Perhaps you are right. As I watched the testing video of these RGB strings it was mentioned what I would need to get started one was a DMX dongle, one is the pixelnet controller and splitter. As I understood it this, is what allows thousand of channels. It is the DIY Pixelnet software and hardware that does this or you COULD use the standard DMX channel universe. This is only my understanding, I do intend to do research on these components after this season is over and they get closer to the coops. I just wanted to bring forward an alternative to the dongle.

edit. I am wrong there is a special pixelnet dongle.


----------



## debbie5 (Mar 2, 2007)

My new favorite word: "dongle". 

And I don't even know what it is. It sounds like the name of Santa's unwanted reindeer?? Don't try to explain. I won't "get" it anyway.


----------



## Dr Morbius (Sep 21, 2004)

It's simple, a dongle is usually a small device that must be attached to another device to make yet another device work.

A quick example is the old original Xbox consol. To run DVD movies from it, you needed a dongle attached to one of the game controller ports, which could "see" the remote control you also needed to make the DVD play.

A DMX dongle is a small box that attaches (and must stay attached) to your PC to run DMX signals to a DMX board, then out to your devices.

There's more to it, but I wanted to keep it simple.


----------



## corey872 (Jan 10, 2010)

Just wanted to post an update. They have a thread up asking users to approximate the number of nodes they might want to purchase.
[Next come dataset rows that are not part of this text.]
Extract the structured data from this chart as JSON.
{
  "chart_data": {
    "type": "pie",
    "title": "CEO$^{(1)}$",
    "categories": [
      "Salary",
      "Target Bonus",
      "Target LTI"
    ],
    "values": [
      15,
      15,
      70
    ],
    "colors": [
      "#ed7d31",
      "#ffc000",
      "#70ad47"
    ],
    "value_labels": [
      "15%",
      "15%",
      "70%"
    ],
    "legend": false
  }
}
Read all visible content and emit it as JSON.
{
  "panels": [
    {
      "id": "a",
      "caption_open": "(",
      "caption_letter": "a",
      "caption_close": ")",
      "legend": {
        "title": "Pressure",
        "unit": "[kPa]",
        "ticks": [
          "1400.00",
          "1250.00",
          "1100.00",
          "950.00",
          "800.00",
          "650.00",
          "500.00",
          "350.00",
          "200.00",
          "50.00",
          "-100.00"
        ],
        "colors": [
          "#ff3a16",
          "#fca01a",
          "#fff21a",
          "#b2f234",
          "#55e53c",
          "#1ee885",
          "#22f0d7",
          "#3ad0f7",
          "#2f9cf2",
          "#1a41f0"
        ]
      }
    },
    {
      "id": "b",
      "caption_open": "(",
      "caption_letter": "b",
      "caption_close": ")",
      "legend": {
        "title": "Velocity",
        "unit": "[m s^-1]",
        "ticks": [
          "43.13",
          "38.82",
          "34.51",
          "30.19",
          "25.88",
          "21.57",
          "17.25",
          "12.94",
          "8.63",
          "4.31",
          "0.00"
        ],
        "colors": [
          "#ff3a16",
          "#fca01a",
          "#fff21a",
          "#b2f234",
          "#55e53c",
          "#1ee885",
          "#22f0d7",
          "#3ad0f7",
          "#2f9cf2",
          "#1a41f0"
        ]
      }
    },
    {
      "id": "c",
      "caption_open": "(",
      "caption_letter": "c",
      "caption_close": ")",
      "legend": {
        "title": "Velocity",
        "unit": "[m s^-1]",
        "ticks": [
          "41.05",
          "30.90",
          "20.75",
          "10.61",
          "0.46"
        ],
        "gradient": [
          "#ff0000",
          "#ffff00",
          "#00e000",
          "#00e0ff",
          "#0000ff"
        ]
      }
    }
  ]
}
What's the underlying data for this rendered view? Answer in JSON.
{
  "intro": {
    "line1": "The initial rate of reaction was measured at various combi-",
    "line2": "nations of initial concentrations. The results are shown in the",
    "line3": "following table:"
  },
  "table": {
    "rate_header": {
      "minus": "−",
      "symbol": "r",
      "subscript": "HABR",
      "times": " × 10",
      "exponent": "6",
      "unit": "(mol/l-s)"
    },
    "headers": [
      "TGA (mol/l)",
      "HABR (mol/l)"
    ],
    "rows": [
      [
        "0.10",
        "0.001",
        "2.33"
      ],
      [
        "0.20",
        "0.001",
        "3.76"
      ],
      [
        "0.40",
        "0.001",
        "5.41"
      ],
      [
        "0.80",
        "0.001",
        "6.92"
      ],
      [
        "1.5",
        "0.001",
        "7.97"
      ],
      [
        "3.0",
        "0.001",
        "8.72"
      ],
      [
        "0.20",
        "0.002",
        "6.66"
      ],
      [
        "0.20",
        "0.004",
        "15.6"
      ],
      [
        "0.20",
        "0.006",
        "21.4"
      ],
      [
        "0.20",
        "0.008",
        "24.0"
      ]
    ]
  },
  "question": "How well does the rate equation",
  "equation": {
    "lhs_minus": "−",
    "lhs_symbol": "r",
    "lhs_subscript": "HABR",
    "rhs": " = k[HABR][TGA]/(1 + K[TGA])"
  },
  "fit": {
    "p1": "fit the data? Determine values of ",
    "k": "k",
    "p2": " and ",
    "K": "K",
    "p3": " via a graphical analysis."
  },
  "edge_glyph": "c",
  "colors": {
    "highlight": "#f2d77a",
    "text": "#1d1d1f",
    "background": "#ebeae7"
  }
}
http://diylightanimation.com/index.php?topic=3978.75

I suppose the higher number of nodes, the lower the price, so if anyone from this board wants to jump in, go for it! The info on the strings is scattered all over the place, but as I understand it:

To go very basic, you'd need to purchase a dongle board for $8, solder your own components ($45) to that. You also need to purchase a 'smart string' which run about 66 cents per 'node' (which is one 'light bulb' with a red, green and blue LED inside) The nodes have a spacing of 3.5" if you're considering a linear run. They have talked about various lengths, but looks like 128 nodes per string is the max for power reasons. There is also discussion of a power/signal junction box ($30) which can support up to 16 strings of 128 nodes. Add your computer, a free download of Vixen, and an old PC power supply and you should be in business!


----------



## hpropman (Jul 27, 2008)

Hey that's cool - expensive but cool!


----------